|Volume 1, Number 1 (June 2007)
Computerized Language Analysis (CLAN)
Reviewed by Felicity Meakins, University of Melbourne
CLAN is an annotation1 and statistical analysis tool that has a large community of users in the fields of first language acquisition and conversation analysis. It is also a potentially useful tool for the documentation of endangered languages, and offers some functions that are not provided by more popular software, such as ELAN. However, since it was not developed specifically for language documentation, it lacks a number of essential features. Drawing on personal experience, I discuss the pros and cons of this software with respect to its use as a tool for the documentation of endangered languages. It must be noted that any criticisms I have of the software are not intended as commentary on its adequacy as a tool for studies of language acquisition or conversation analysis in well-documented languages.
I began using CLAN while a research assistant with the Aboriginal Child Language project (ACLA2).
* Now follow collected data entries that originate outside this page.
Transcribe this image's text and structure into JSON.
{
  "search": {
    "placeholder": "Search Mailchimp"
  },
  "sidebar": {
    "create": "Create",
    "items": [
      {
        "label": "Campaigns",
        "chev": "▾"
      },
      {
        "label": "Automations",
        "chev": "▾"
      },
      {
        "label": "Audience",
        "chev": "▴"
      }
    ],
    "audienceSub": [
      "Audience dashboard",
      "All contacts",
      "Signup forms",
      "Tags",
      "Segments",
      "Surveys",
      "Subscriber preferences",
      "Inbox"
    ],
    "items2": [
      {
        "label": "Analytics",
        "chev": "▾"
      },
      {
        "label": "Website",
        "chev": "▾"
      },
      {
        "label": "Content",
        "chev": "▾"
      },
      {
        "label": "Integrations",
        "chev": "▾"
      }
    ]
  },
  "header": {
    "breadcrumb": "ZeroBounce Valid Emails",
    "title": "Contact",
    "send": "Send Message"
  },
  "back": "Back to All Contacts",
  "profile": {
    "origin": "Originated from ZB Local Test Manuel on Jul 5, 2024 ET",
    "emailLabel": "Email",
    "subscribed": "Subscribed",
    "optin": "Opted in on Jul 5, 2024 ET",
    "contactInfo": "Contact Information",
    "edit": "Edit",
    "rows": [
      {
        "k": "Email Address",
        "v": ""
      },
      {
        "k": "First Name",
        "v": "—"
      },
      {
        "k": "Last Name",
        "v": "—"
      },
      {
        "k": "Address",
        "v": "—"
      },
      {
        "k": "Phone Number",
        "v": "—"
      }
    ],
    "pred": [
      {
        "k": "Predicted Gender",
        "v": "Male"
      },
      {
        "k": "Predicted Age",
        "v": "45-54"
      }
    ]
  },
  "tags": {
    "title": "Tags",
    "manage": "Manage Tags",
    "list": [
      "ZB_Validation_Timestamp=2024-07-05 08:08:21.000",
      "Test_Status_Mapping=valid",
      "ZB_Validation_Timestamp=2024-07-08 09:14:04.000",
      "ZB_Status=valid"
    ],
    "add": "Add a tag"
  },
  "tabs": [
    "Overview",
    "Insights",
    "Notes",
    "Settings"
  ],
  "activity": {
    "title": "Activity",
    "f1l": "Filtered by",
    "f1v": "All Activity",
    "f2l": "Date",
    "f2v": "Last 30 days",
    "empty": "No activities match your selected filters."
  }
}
This project is based at the University of Melbourne, but also has ties with the University of Sydney and the Australian Institute of Aboriginal and Torres Strait Islander Studies (AIATSIS). The aim of the ACLA project has been to investigate the kind of language input children receive in remote Australian Aboriginal communities. We have been documenting the types of language environments in which children acquire language and the implications for language change. Four Aboriginal communities have been involved in the project, each demonstrating a different degree of language shift and loss. The language environments range from Lajamanu in Central Australia, where Warlpiri people continue to speak their traditional language in conjunction with a mixed language, Light Warlpiri (O’Shannessy 2005), to Yakanarra in the Kimberley region of Western Australia, where Walmajarri people are now predominantly speakers of an English-lexifier creole language, Kriol. My own work has been based in Kalkaringi, a Gurindji community in northern Australia, where a mixed language, Gurindji Kriol, has become the main language of the community, with Gurindji now spoken only by older people (McConvell and Meakins 2005). Although the traditional languages of the communities are relatively well described, little work has been done on the contact languages, and, consequently, the documentation of these languages has formed one arm of the ACLA project. In this respect, our project is situated within both the fields of child language studies and language documentation.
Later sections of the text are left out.